Neo is largely focused on the Chinese market. Neo has the means to become a more improved Ethereum with a unique scaling model. One of Ethereum’s limitation is its scaling, largely due to their us of a PoW consensus protocol and not PoS. Furthermore, Ethereum is powered by ether. Ether is what helps incentivize network mining and security (fees, paying miners, etc.). Ether is both a means of exchange, as well as its own fuel. For NEO, this is not the case. NEO uses the Neo token as a governance token and Gas as the fuel to run the network. In contrast to its more efficient PoS consensus model, and its dual token model, NEO is also more centralized than Ethereum. This is both a positive and negative. While centralization makes NEO more vulnerable, having a reputable organization responsible for its operation may give enterprises the confidence to transition to NEO’s blockchain.
NEO is currently operational and hosting ICOs.
What is Cardano?
Headed by a stellar team, Cardano brings a new consensus model to blockchain platforms. Their PoS model, Ouroboros, aims to be highly efficient and final, reducing the chance to unintended forks. In addition, their platform incorporates layers. The layers split the business and transaction logic. Business logic is the smart contract code and transaction logic is the actual network transactions utilizing ADA — Cardano’s currency. By dividing the layers, they provide a more customizable and easily upgradable system, as well as one that ensures that contract execution isn’t bottlenecked by transaction quantity.
All of Cardano’s code is peer reviewed by leading academics to ensure that their platform is secure and stable.
Only Cardano’s transactional platform, not their smart contracts, is currently operational.
What is QTUM?
Like NEO, QTUM is also a platform developing in the China. QTUM is a hybrid of Ethereum and Bitcoin technology, utilizing aspects of Bitcoin for strong security while utilizing Ethereum elements for ICO and decentralized application development.
QTUM aims at making blockchain user friendly and simple to use. They focus on the user experience and aim on onboarding institutions and businesses. QTUM also employs a highly customizable system that allows endless changes making it immune to forking.
How to Obtain Cryptocurrencies?
There are three major cryptocurrency exchanges available today which allow the exchange of fiat currency (USD, Euro, etc.) into crypto. Coinbase, Gemeni, and Kraken are the primary online exchanges allowing users to purchase cryptocurrencies with fiat. However, buys are generally limited to the most popular tokens: Litecoin, Bitcoin, Ethereum and Bitcoin Cash.
After purchasing one of these currencies, consumers can send their funds to other exchanges where they can trade them for altcoins (alternative coins — a term encompassing any non-bitcoin token). The most popular exchanges are Binance, Huobi, Bittrex, Bitfinex, and OKEX, among others. Tokens should only be traded on exchanges, never stored there. Hacking passwords to accounts is much easier than hacking into private wallets stored on hard drives.

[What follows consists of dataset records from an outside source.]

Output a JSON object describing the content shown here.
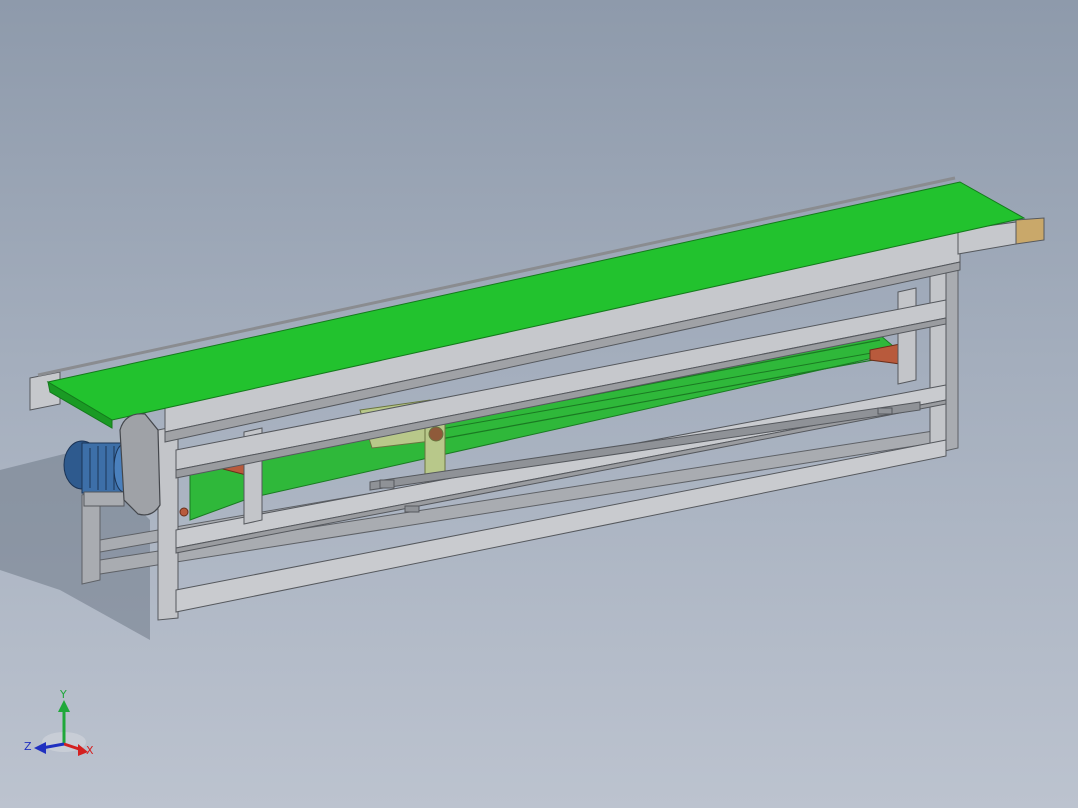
{
  "viewport": {
    "background_top": "#8e9aab",
    "background_bottom": "#bcc3cf"
  },
  "model": {
    "belt_color": "#22c22e",
    "return_belt_color": "#2fb83a",
    "frame_color": "#b4b6ba",
    "motor_color": "#3d6fa8",
    "roller_end_color": "#b85a3c",
    "bracket_color": "#b8c88a"
  },
  "triad": {
    "x_label": "X",
    "y_label": "Y",
    "z_label": "Z",
    "x_color": "#d42020",
    "y_color": "#1fa83a",
    "z_color": "#2030c0"
  }
}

Thus, desktop wallets like myetherwallet (for Ethereum based projects) and NEON (for NEO based projects) are better options. The most secure way to hold your crypto is through use of a Ledger Nano or a Trezor hardware wallet.
What started with Bitcoin has exploded into a whole new economy, a new way of fundraising. While security risks, difficulty of use, and ignorance present legitimate hurdles to adoption, there is no doubt that blockchain holds significant potential. It could revolutionize the way we exchange value, the way we interact in the digital world, and the way we store information.
This future will largely be dictated by the networks in development. Whether it be a network that operates as a smart economy market place or a network that underpins financial institutions, tradeoffs regarding transaction speed, security, and decentralization will need to be made. As we speed towards this future, we will learn the hard way what compromises we can afford, and which ones we can’t. Money will be made, money will be lost, but decentralization may prove transformative.